I completely agree with this argument, as no matter how much editorial manipulation Assange may have orchestrated with the editorial team of El País, it still remains a crime to be aware of illegal activities and not report them properly. That a Spanish newspaper, aware of possible criminal activities, takes the liberty to interfere in matters beyond its purview by preventing the publication of information that could legally and criminally implicate chavista figures suggests complicity in these acts.

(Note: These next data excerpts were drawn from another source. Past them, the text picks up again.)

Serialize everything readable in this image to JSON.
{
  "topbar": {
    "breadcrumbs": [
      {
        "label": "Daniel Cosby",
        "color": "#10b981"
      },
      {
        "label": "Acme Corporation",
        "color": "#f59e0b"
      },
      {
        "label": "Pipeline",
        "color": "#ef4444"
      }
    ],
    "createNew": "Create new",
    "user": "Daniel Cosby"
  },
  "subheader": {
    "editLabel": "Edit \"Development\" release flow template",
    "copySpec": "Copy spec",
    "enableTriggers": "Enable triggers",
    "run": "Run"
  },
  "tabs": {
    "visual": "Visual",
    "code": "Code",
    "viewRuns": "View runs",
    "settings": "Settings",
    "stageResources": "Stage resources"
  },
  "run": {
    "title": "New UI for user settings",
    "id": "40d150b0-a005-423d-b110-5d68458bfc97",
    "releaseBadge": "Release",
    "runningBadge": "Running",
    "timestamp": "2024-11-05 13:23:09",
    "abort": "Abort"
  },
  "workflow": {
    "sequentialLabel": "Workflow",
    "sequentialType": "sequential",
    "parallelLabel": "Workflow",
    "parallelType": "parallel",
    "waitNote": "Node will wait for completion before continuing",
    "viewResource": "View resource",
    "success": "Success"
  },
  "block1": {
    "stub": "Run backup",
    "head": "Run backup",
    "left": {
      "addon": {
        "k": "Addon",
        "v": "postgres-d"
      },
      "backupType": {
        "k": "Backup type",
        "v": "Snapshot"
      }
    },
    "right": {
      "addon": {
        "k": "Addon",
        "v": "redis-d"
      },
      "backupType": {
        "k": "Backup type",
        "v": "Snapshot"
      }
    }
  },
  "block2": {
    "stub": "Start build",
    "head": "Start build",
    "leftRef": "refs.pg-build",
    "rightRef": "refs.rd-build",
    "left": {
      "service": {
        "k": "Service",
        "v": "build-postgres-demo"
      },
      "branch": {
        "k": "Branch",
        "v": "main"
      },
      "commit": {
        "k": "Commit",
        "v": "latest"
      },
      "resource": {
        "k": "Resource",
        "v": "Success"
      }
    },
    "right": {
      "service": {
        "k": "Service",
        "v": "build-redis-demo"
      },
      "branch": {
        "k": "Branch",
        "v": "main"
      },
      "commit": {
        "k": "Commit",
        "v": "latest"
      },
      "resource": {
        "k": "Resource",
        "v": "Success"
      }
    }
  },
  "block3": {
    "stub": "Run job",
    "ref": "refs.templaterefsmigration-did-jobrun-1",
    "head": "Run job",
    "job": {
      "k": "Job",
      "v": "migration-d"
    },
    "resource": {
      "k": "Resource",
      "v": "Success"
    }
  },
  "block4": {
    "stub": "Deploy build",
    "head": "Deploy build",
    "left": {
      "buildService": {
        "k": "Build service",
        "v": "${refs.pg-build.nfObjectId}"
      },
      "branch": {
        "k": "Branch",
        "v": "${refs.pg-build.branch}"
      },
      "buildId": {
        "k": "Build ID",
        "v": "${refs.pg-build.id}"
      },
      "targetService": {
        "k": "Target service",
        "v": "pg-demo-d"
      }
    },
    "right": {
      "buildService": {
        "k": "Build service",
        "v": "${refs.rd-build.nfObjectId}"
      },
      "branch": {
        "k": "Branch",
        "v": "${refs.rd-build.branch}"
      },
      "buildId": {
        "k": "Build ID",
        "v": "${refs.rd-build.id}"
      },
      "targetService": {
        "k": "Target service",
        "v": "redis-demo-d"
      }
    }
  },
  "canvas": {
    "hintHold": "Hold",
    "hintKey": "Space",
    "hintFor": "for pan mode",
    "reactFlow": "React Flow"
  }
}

In light of this, I sent an email to several journalists, bloggers, and media owners in Venezuela to collectively request from Assange and Wikileaks the release of every cable related to Venezuela. This request was sent directly to Wikileaks ([email protected]), to Assange’s lawyer here in the UK (Mark Stephens), to Assange’s spokesperson (Kristinn Hrafnsson), and to a journalist from Aftenposten (Jan Gunnar Furuly), a Norwegian newspaper that was subsequently leaked the complete database. It goes without saying that none responded to our request. In fact, none of the emails sent to Wikileaks, its employees, collaborators, or lawyers received any reply. I mistakenly thought that Assange would accept our request, given that he was invited to participate in the 2010 Oslo Freedom Forum, where he could have met some of the people from the small group I mentioned and would thus be aware of the Venezuelan political situation.

It is well-known that Assange only sympathizes with his own cause. And as a testament to the saying “God makes them, and they stick together,” the news that Assange allegedly “does not trust Venezuelan media” was announced by Fidel Cano, director of the Colombian newspaper El Espectador, who also reported that 16,000 cables, some related to Venezuela, had been handed over to him by Assange. My opinion regarding the hypocritical complicity with which successive Colombian governments handle Hugo Chavez’s relationships with Colombian narco-terrorist groups is also public. Therefore, I was not surprised at all that Assange supposedly favored Colombian media.

However, as time goes on, Assange’s position as a so-called redeemer of global freedom is becoming increasingly unsustainable. We now learn that Assange paid €2,000 to a character named Israel Shamir, identified in leftist publications as a neo-Nazi and anti-Semite, to take and deliver cables to none other than Aleksander Lukashenko, the Belarusian dictator.

Given these circumstances, I see it as an honor that Assange does not trust journalists, bloggers, and media from Venezuela. His support for dictators, media outlets, and countries complicit in narco-terrorism places us at opposite ends of the political, social, and human spectrum.